Grasping for Words




How easy is to describe the various tastes and aromas of honey? Over the last few months I’ve handed out thousands of samples of honey to people who’ve attended trade fairs, or who’ve stopped by during a honey promotion day at a store. There’s tasting, maybe a facial reaction to the taste, hopefully a ”mmmm!”, more tasting, and then perhaps a little chat about the tasting experience. The talking bit is where words become important. How can we talk about it words that properly descibe the different tastes ? What if we want to say more than ”that tastes nice”, ” sweet” or ”interesting”? How can we talk about so it get’s a bit closer to the truth of how the honey really is? We need to find words that somehow capture the fleeting taste experience given to us by our senses. A description can’t come close to the experience of actually tasting something, but the right words can really help; they let us communicate our experiences with each other. That’s what makes them so important.

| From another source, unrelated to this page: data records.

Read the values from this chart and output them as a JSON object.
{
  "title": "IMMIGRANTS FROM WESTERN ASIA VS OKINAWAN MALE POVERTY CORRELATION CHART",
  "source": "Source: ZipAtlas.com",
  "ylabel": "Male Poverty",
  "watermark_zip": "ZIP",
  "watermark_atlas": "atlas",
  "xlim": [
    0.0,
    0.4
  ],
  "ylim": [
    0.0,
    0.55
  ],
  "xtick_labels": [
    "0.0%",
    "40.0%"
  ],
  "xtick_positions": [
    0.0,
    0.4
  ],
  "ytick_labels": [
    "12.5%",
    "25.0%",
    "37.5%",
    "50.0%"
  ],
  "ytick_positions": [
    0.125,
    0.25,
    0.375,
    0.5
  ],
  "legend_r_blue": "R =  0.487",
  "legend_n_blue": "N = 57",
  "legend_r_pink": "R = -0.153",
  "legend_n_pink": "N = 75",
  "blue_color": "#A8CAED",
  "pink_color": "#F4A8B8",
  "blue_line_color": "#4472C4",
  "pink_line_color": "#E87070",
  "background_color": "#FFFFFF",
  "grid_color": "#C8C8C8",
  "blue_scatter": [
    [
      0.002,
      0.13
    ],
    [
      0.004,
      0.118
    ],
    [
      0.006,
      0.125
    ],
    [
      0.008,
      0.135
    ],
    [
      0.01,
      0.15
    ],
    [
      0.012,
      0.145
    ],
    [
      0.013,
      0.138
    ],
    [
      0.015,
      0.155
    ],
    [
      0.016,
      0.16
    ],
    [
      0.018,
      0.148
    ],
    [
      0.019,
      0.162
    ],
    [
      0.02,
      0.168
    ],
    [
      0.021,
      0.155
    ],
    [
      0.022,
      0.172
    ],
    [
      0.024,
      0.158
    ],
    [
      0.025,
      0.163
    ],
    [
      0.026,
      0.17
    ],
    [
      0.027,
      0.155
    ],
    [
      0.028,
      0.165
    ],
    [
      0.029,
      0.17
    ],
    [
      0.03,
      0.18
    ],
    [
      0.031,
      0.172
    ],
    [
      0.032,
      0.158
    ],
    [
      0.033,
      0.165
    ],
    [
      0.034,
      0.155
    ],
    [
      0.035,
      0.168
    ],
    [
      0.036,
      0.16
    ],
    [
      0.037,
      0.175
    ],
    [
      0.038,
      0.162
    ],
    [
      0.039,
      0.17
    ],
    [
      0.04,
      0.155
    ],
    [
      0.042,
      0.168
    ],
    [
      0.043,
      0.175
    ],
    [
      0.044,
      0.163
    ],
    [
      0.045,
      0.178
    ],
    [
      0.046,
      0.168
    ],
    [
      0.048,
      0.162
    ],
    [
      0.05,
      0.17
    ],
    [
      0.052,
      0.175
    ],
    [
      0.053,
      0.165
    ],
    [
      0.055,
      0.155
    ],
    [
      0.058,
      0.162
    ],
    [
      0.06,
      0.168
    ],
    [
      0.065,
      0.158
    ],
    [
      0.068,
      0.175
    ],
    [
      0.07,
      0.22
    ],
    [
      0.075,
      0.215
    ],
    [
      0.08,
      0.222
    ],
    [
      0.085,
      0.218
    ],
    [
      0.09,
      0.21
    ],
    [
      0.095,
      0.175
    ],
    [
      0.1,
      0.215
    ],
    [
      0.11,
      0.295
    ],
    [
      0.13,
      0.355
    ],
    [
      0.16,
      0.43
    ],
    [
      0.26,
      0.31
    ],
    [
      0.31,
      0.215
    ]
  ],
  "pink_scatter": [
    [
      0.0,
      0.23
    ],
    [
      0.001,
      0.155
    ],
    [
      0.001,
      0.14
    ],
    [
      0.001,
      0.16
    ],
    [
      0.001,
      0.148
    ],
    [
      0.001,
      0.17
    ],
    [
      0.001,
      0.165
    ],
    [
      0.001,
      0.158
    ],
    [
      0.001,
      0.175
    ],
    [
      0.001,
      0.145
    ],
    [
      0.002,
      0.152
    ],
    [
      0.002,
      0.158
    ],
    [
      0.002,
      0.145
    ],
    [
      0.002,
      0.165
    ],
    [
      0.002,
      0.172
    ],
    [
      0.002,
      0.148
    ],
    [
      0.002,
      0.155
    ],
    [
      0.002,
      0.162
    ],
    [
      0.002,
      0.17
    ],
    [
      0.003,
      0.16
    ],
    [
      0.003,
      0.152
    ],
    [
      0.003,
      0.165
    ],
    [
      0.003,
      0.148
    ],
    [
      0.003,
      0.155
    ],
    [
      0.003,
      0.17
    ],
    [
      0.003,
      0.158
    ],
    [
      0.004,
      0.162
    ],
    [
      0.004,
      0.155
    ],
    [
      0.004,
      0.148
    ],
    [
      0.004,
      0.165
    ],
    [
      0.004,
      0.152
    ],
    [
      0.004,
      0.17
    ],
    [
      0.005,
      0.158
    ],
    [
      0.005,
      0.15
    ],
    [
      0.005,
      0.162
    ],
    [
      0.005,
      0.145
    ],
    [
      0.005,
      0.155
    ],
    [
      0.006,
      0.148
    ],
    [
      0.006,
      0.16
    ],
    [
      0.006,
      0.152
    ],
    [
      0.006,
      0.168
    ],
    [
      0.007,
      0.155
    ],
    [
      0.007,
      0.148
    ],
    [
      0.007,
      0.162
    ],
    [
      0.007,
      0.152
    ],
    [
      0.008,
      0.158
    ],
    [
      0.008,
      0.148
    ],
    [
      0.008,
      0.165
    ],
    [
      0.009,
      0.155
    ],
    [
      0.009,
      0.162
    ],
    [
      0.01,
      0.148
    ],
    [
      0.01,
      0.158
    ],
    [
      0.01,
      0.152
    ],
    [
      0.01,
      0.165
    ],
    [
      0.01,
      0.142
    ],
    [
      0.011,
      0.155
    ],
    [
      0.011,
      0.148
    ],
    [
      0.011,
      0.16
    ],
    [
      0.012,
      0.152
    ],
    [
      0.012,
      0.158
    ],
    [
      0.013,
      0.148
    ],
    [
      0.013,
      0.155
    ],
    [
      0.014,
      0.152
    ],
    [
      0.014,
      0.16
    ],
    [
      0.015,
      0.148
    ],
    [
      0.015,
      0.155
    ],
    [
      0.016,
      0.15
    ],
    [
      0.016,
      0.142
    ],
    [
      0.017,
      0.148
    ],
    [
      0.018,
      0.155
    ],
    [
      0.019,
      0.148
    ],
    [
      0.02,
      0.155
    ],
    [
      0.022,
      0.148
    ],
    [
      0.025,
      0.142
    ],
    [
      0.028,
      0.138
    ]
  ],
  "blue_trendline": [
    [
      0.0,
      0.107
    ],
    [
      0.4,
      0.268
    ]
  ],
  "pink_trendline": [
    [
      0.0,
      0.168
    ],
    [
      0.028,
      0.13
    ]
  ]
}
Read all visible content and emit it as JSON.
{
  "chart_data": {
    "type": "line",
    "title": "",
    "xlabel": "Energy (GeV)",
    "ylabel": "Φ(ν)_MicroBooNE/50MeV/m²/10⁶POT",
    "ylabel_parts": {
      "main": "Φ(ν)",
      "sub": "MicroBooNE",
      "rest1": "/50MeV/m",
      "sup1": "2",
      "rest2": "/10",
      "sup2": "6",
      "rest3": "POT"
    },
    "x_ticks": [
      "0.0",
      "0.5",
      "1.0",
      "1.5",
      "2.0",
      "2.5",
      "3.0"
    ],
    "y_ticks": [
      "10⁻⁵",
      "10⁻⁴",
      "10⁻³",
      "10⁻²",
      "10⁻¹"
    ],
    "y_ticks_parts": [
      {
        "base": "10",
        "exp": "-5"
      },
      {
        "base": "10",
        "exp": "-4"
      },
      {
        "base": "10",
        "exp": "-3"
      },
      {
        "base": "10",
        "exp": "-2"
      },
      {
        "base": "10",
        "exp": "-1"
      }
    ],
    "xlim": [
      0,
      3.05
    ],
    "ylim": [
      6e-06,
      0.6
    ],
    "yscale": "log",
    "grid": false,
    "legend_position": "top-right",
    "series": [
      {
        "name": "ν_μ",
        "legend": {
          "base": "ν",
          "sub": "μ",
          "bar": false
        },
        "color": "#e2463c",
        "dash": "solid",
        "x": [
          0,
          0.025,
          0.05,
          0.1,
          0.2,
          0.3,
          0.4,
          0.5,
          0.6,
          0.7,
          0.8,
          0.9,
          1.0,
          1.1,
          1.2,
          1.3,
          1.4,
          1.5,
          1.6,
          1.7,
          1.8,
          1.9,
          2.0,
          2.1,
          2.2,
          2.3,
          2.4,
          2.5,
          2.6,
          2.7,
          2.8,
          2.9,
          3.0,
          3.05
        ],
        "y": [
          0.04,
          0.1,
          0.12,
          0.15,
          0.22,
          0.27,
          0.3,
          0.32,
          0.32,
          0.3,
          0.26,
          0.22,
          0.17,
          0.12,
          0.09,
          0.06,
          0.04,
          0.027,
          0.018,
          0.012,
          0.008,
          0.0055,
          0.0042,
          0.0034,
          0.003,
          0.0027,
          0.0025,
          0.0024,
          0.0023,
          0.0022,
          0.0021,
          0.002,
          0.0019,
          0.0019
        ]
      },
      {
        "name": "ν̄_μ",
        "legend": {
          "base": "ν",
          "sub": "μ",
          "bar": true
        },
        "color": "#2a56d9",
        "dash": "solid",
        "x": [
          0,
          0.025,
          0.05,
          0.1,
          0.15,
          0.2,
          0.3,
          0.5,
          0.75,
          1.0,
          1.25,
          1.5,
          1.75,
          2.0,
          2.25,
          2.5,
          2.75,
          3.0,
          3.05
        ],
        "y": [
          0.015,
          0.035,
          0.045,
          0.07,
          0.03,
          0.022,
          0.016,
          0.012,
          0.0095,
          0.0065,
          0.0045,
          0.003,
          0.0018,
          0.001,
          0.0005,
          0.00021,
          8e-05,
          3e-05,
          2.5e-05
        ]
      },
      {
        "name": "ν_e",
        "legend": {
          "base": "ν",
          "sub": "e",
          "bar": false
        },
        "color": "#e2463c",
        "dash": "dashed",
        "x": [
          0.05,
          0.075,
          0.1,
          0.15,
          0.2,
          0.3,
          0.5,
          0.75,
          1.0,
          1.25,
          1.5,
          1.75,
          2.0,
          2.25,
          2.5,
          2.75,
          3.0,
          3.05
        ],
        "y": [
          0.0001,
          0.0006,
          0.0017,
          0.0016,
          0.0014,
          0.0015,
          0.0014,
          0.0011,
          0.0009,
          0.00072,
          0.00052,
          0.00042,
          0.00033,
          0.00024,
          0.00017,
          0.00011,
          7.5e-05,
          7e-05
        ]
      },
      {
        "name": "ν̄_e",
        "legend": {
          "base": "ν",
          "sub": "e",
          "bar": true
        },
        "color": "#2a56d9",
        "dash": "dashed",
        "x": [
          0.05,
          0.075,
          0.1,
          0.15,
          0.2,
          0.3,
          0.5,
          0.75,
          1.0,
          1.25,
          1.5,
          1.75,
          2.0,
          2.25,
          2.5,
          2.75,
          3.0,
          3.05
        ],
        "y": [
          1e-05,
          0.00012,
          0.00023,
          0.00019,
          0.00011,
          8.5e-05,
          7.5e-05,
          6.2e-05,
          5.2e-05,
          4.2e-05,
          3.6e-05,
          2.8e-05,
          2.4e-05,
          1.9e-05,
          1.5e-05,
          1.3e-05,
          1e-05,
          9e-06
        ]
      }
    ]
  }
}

I always struggled for the right words. ”Try this, it’s really different than that one”, or ”this one’s really unusual”, or ”this one’s sooo nice!”. It’s all true on a basic level, but doesn’t do any more than scratch the surface. Thankfully someone came to my rescue. At the recent Copenhagen Food Fair I met Elizabeth Rasmussen, who knows all about this stuff. She stood at the Helt stand, tasted some honey, and began using wonderful words like ”malt” and ”oak” and ”molasses”. These are words that I’d never linked with honey, but when I heard them they immediately made sense to me. They made an instant connection with my memory of the honies; I could almost taste them.
It turned out Elizabeth had studied gastronomy and is an expert in describing taste and aroma. She kindly offered to make taste and aroma profiles for all the Helts. These are now to be found on this website.
So thank you, Elizabeth, for translating the myriad flavours of Helt into words. We’re well on our way to becoming honey-buffs.